Core Knowledge Sequence

Core Knowledge Sequence

Educational excellence and equity require a coherent, cumulative, knowledge-based curriculum. This basic principle inspired the Core Knowledge Foundation to undertake the long process of research and consensus-building that led to the development of the Core Knowledge Sequence, the blueprint for knowledge-based schooling.

The Core Knowledge Sequence represents our best effort to identify and describe the specific core of shared knowledge that all children should learn in U.S. schools. The Sequence is intended to help children establish strong foundations of knowledge grade by grade from preschool through grade eight.

The Core Knowledge Sequence is distinguished from other curriculum guidelines by these 3 factors:

  1. It’s Content-Specific – The Sequence is not a list of facts, events, and dates to be memorized. It is a guide to content from grade to grade, designed to encourage steady academic growth and progress as children build knowledge and develop skills year after year.
  2. It’s CumulativeThe Core Knowledge Sequence provides a clear outline of content to be learned from preschool through grade eight. Knowledge, language, and skills build cumulatively from grade to grade. This cumulative building of knowledge helps ensure that children enter each new grade ready to learn.
  3. It’s Coherent – In the United States, especially in language arts instruction, curriculum tends to be fragmentary and disconnected. Such incoherence can hinder learning and vocabulary acquisition. It also leads to the repetitions and gaps that too many children experience in their early education.  In contrast, the Core Knowledge Sequence provides a coherent approach to building knowledge within a grade level and across grade levels.

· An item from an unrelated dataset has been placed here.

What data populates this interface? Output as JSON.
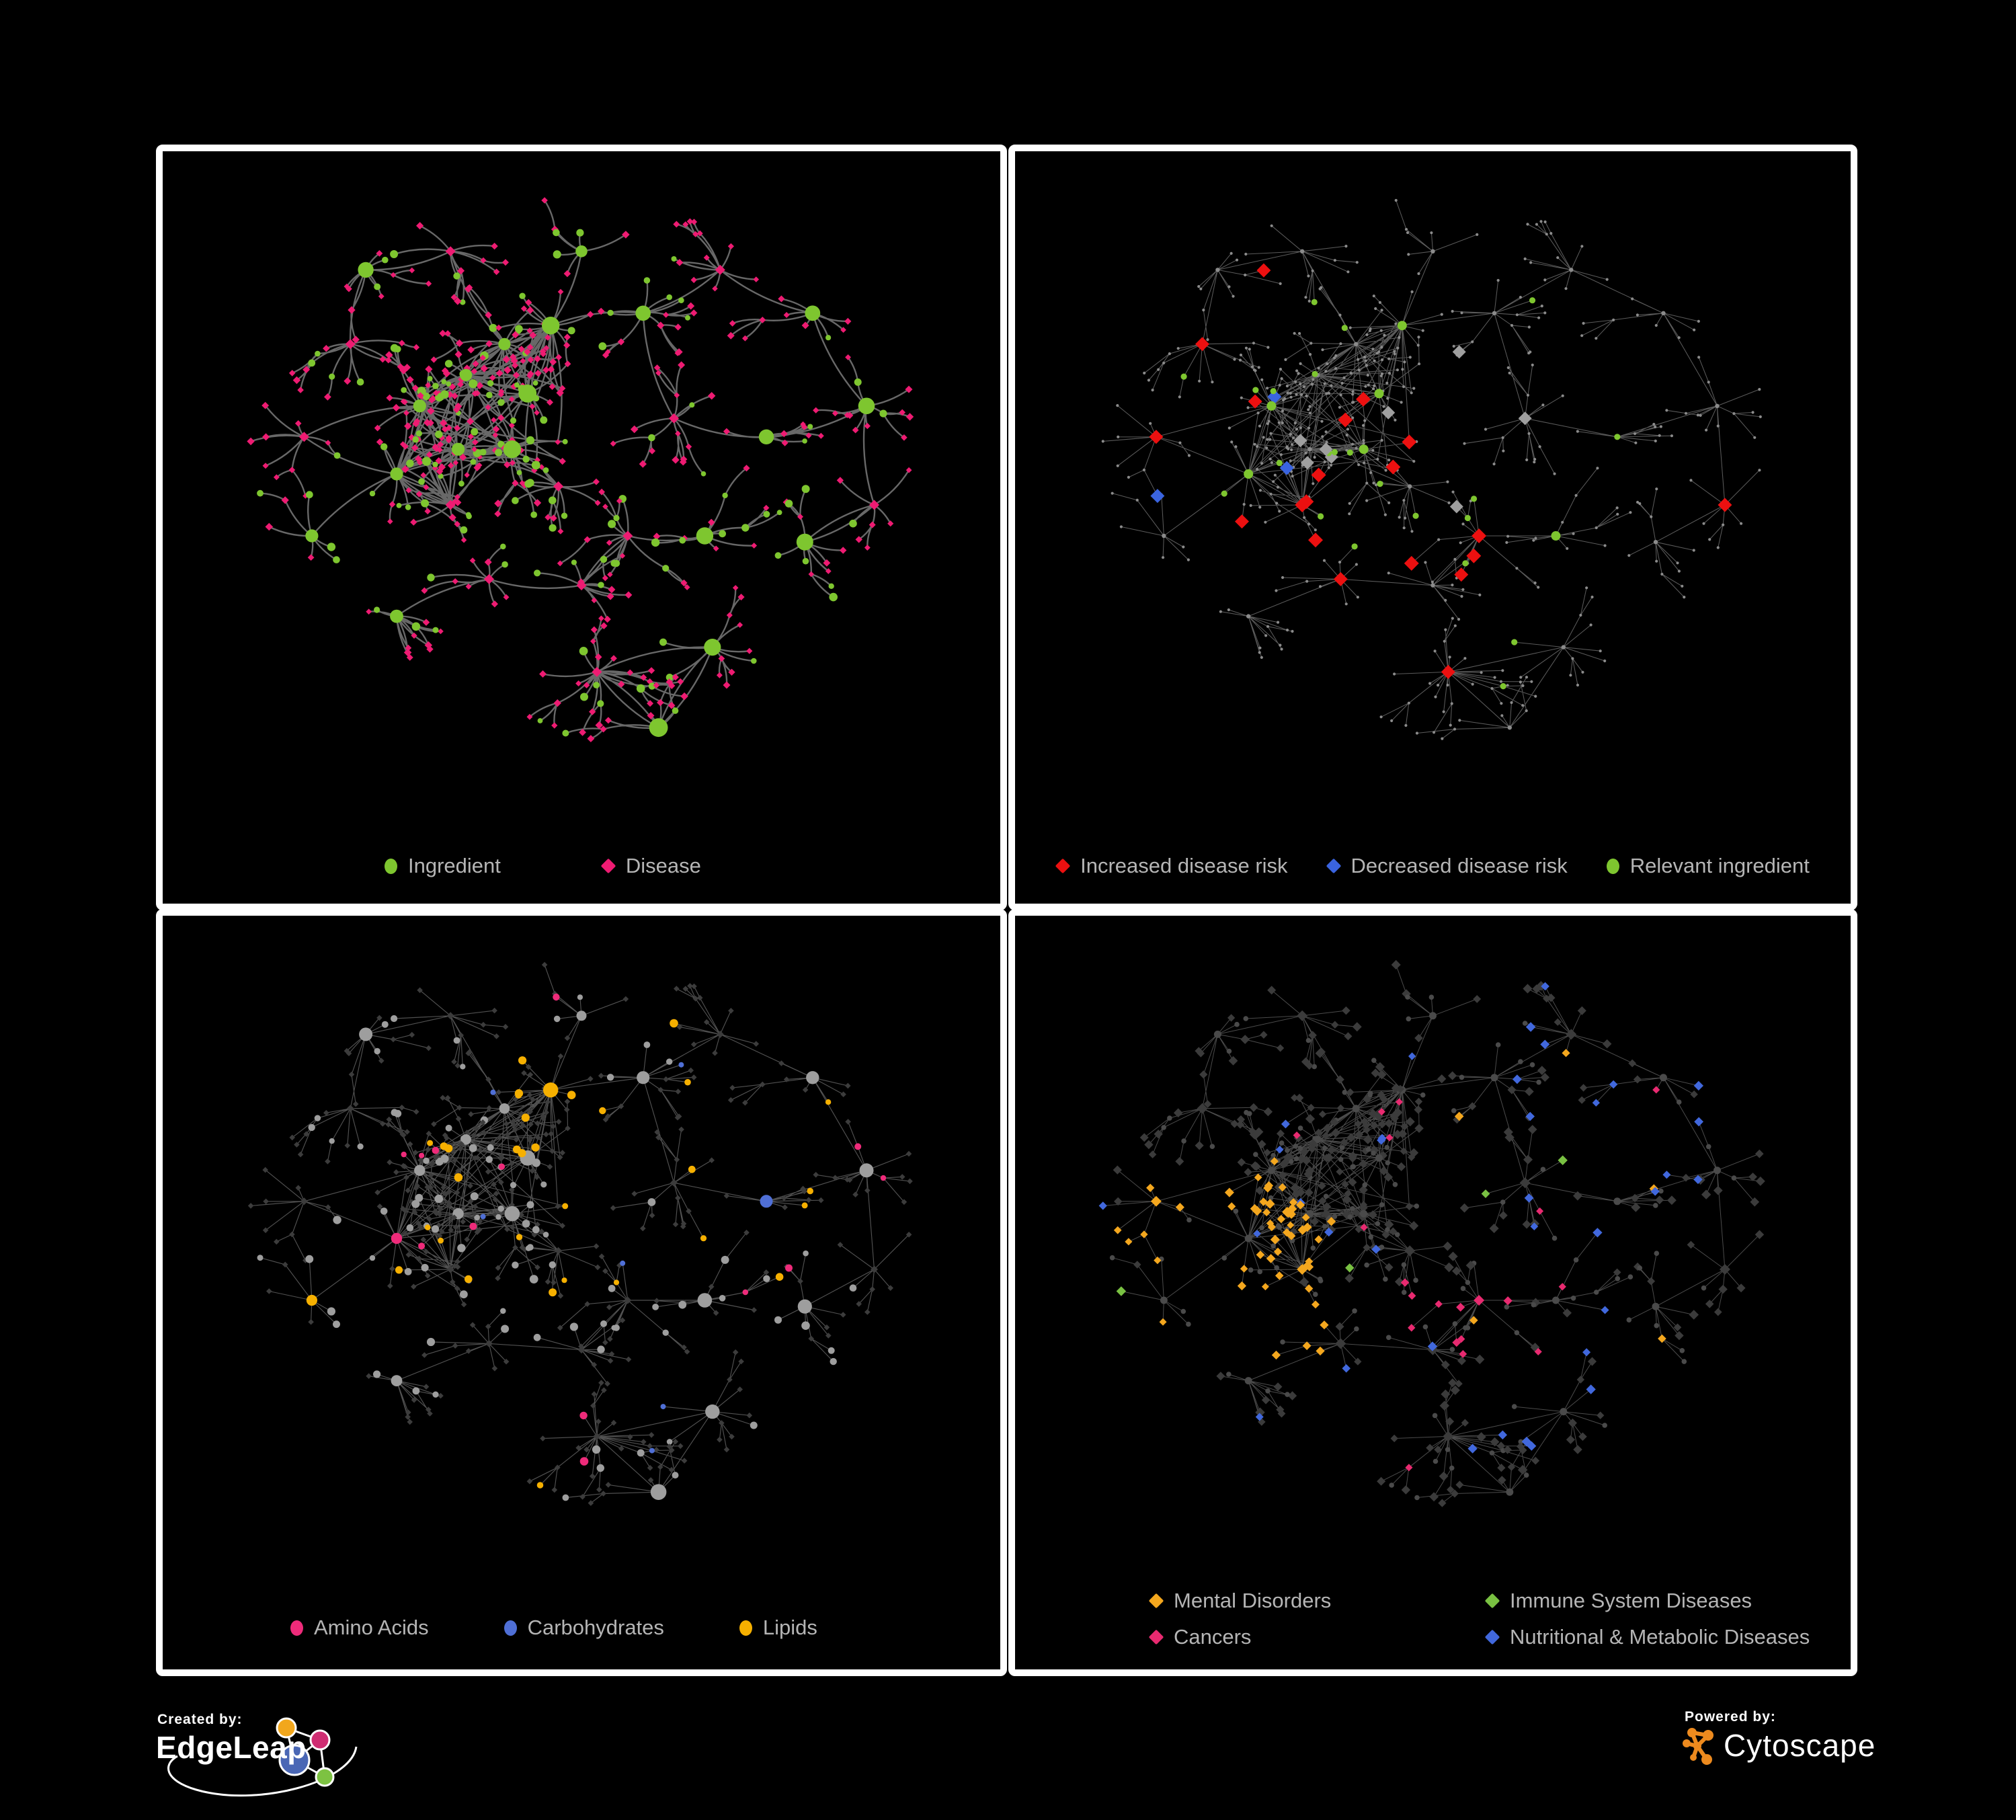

(taken from Core Knowledge Foundation)

D49 School of Choice Information

For parents/guardians whose child(ren) currently attend a coordinated (neighborhood) school but are interested in having them attend the following charter schools: Grand Peak Academy (GPA), Liberty Tree Academy (LTA) or Pikes Peak School of Expeditionary Learning (PPSEL):
A new registration and school of choice applications are not required. These charter schools utilize the same registration and student information systems. If you seek and are granted acceptance into GPA, LTA or PPSEL, they will work with the previous school to transfer the enrollment over.